Season recap: Ryan Schlieper
Maryland offensive line commitment Ryan Schlieper had his work cut out for him as a senior.
Schlieper, a 6-foot-5, 278-pound left tackle, was expected to play a major role for North Allegheny (Pa.) this season. But that role was expanded in a hurry, according to Tigers head coach Art Walker.
“We had an injury to our right tackle in the first week,” Walker said. “So for the next three weeks, we [ran to the left side the majority of the time]. People knew we were going that way and Ryan still got the job done. If we needed someone to pull, week in and week out, he rose to the occasion and got it done. Whenever we were down a guy and limited running the ball effectively, he responded completely.”

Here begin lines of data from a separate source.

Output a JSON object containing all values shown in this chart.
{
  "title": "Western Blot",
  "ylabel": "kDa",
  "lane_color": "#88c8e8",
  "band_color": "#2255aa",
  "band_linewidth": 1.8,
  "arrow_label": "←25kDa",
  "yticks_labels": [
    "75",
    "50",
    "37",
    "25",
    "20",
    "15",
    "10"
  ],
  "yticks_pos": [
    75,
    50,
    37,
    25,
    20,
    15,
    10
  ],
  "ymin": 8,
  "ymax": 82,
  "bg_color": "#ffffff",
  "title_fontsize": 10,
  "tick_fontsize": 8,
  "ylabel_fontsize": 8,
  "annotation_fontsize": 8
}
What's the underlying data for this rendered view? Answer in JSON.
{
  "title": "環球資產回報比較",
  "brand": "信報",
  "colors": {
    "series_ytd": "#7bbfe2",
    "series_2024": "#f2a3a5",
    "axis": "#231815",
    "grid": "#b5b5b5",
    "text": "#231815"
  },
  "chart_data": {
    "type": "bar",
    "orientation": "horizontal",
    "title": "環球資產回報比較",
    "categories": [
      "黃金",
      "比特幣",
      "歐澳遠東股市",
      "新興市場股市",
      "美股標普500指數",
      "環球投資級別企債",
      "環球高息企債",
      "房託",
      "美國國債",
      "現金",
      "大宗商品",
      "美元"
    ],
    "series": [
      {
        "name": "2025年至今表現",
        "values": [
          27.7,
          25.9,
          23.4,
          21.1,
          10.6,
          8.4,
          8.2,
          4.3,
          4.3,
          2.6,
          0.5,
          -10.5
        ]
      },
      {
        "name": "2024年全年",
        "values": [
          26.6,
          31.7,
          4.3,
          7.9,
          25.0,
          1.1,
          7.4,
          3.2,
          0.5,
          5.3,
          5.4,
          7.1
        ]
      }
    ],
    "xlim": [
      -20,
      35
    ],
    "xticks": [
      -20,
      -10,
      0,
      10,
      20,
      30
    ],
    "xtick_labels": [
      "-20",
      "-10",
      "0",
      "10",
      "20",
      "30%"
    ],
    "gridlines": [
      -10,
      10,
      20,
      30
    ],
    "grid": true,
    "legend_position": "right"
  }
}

Schlieper, a captain, helped North Allegheny (6-5) to the second round of the playoffs. For his efforts, Schlieper was named to the Pittsburgh Post-Gazette’s Fabulous 22, a list honoring the top high school football players in the Western Pennsylvania Interscholastic Athletic League and Pittsburgh City League.
“He was fantastic,” Walker said. “He did a good job as a junior, but he really had a great year this year. His pass blocking improved, his run blocking improved. He had a great year.”
Walker thinks Schlieper will be an asset to future Maryland offensive lines thanks to his versatility. While he played tackle in high school, there’s a chance Schlieper could fill any O-line role in college.
“They’re bringing him in as an offensive lineman,” Walker said. “They’re looking at him first as a tackle. But, if need be, they can move him to the guard position.
“He’s a big kid with the frame to put on weight. He’s very marketable from a standpoint that he’s athletic for his size. ... He could probably play any spot up front on the offensive line.”
Walker said Schlieper is a tireless worker who will likely spend the majority of his remaining high school days in the weight room. Walker said there’s no doubt in his mind that Schlieper will arrive in College Park ready for the challenge.
“He’s a smart, hard worker who puts the time in. He’ll be prepared,” Walker said. “He’s a lineman, so he’s not one of those guys that looks for accolades or needs to hear his name called. He’s more worried about the team and doing his part to make sure the ultimate goal -- winning the game -- is accomplished.”